Uang tabungan yang ia sisihkan saat masih mendapat kiriman dari orang tua ia gunakan sebagai modal awal untuk jualan. Jumlahnya nggak banyak, tiga ratus ribu rupiah. 

Uang itu ia belanjakan tas rajut di Pasar Beringharjo. Barang-barang itu ia pasarkan secara online melalui Lazada dengan nama lapak Karsa Shop. Satu hari, dua hari, berjalan sampai satu minggu, masih belum ada yang membeli. “Karena belum laku, Mama menambahkan uang lagi sebanyak lima ratus ribu sebagai modal jualan, supaya aku membeli barang lain di Pasar Beringharjo untuk dijual,” cerita Mas Karda. Ia membeli tas dari batok kelapa dan tas rajut.  

Satu bulan kemudian, akhirnya jualan yang ditawarkannya ada yang membeli. “Saat itu, barang pertama yang laku adalah tas dari batok kelapa,” cerita Mas Karda. Ketika sedang senang-senangnya karena mulai ada pembeli, giliran Indonesia yang harus lockdown karena mulai ada kasus Covid-19.

Beberapa bulan setelah ada kelonggaran kebijakan, ia menambah barang jualannya seperti kantong telepon genggam dari kulit kayu, baju dan gaun batik, serta sepatu bermerek. Ia memilih fashion sebagai spesifikasi bisnisnya. Menurutnya, barang fashion lebih mudah disimpan dan dapat bertahan lama. “Aku tidak mau mengambil risiko dengan barang yang mudah habis masa berlaku atau masa konsumsinya,” jelas Mas Karda.

Pembelinya bukan hanya di Jogja, tapi juga berbagai daerah bahkan merambah luar Jawa, seperti Aceh, Papua, Kalimantan, dan masih banyak lagi. Ia juga menyuplai produk fashion ini pada teman-temannya yang jualan di Nusa Tenggara Timur.

Saat berada di masa kejayaan, ia dan keluarganya dinyatakan positif Covid-19. “Keadaan tubuhku sesak nafas, harus menggunakan oksigen. Tapi waktu itu, kami masih isolasi di rumah saja,” ungkap Mas Karda mulai tampak berat untuk bercerita.

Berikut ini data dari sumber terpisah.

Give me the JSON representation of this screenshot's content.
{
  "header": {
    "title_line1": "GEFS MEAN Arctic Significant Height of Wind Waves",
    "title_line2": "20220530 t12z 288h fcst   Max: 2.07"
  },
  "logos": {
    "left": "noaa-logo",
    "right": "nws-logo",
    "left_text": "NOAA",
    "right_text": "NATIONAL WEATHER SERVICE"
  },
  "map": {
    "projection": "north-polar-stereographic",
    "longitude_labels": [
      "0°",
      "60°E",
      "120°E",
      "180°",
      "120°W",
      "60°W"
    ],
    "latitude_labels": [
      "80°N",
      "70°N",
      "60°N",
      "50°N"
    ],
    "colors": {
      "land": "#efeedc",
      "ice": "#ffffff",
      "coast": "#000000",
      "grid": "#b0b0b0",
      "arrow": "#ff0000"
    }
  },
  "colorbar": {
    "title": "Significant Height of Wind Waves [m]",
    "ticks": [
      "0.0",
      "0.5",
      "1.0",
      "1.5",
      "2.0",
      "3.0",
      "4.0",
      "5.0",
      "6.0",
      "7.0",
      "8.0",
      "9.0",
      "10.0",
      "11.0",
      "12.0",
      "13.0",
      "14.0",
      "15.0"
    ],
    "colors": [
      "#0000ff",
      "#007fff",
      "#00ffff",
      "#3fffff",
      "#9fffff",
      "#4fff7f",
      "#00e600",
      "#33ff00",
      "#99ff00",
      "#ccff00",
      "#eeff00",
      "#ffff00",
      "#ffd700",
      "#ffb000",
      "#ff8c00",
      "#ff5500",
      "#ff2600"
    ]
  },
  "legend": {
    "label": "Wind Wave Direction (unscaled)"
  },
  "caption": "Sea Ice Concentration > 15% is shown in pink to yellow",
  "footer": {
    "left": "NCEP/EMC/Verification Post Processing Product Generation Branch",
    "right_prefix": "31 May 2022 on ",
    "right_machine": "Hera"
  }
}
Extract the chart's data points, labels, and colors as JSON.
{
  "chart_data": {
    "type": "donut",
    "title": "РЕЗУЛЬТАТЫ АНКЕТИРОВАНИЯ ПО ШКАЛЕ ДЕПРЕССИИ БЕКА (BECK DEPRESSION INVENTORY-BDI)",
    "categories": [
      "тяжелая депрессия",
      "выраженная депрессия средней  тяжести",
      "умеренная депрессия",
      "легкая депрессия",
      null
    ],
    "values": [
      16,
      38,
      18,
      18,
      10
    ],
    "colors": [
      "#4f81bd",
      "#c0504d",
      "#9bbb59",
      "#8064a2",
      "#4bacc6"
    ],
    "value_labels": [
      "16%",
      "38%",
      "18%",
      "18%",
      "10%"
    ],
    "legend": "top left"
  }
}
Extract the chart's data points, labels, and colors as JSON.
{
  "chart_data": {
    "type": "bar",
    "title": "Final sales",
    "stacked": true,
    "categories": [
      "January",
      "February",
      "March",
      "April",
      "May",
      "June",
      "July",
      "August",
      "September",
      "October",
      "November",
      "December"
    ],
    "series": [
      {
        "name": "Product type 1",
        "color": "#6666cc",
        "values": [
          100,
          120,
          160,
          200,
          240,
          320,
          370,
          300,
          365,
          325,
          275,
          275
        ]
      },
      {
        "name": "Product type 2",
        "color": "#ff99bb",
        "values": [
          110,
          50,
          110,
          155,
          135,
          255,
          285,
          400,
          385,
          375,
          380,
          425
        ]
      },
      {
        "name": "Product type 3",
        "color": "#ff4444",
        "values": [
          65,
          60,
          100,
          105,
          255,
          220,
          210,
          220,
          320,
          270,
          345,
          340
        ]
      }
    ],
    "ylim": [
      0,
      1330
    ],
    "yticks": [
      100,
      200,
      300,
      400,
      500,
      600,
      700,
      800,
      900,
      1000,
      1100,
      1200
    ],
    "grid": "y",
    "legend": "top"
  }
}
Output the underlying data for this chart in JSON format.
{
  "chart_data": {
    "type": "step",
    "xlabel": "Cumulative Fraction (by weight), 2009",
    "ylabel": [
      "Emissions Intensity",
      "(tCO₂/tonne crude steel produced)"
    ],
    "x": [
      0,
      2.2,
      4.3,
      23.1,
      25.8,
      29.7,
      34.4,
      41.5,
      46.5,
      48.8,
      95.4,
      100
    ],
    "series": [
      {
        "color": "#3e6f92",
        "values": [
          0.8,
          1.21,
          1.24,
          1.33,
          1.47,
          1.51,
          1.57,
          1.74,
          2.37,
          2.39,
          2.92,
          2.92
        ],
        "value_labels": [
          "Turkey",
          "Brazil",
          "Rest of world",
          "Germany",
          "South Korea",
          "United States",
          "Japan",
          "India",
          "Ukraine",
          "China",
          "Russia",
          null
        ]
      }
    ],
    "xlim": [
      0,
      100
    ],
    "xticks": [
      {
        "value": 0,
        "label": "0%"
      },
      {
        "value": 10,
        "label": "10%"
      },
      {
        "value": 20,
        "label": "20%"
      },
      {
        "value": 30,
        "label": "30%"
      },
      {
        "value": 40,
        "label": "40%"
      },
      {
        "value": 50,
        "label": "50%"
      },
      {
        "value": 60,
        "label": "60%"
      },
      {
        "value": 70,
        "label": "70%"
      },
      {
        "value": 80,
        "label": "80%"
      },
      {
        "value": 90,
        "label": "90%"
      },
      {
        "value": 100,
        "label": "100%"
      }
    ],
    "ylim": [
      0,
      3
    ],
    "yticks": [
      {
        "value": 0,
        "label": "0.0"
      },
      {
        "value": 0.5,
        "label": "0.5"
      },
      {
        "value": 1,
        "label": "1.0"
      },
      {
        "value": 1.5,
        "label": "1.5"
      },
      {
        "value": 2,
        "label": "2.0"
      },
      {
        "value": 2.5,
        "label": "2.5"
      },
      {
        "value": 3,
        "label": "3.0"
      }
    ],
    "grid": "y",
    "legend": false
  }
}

Pandemi Covid-19 memang tidak hanya membawa berkah bagi Mas Karda, namun juga membawa duka. Keadaan Mama Mas Karda saat itu semakin parah, sehingga harus dipindahkan ke shelter. Keadaan mamamnya tidak membaik, saat baru dibawa ke rumah sakit, mama tercintanya menghembuskan nafas terakhir. “Sedih, sampai Mama dikebumikan, aku tidak lihat Mama lagi,” ungkap Mas Karda bergetar menahan tangis. 

Setelah dinyatakan negatif Covid-19, Mas Karda mulai membangun bisnisnya lagi. Meskipun masih belum bisa ke luar rumah, biasanya Mas Karda akan mengemas paket dan meletakkan di kursi depan rumah agar dijemput oleh kurir. “Awal bulan Agustus 2021 baru mulai aktif lagi, ya namanya sudah ditinggal lama, ibaratnya merintis untuk ketiga kali,” jelas Mas Karda. 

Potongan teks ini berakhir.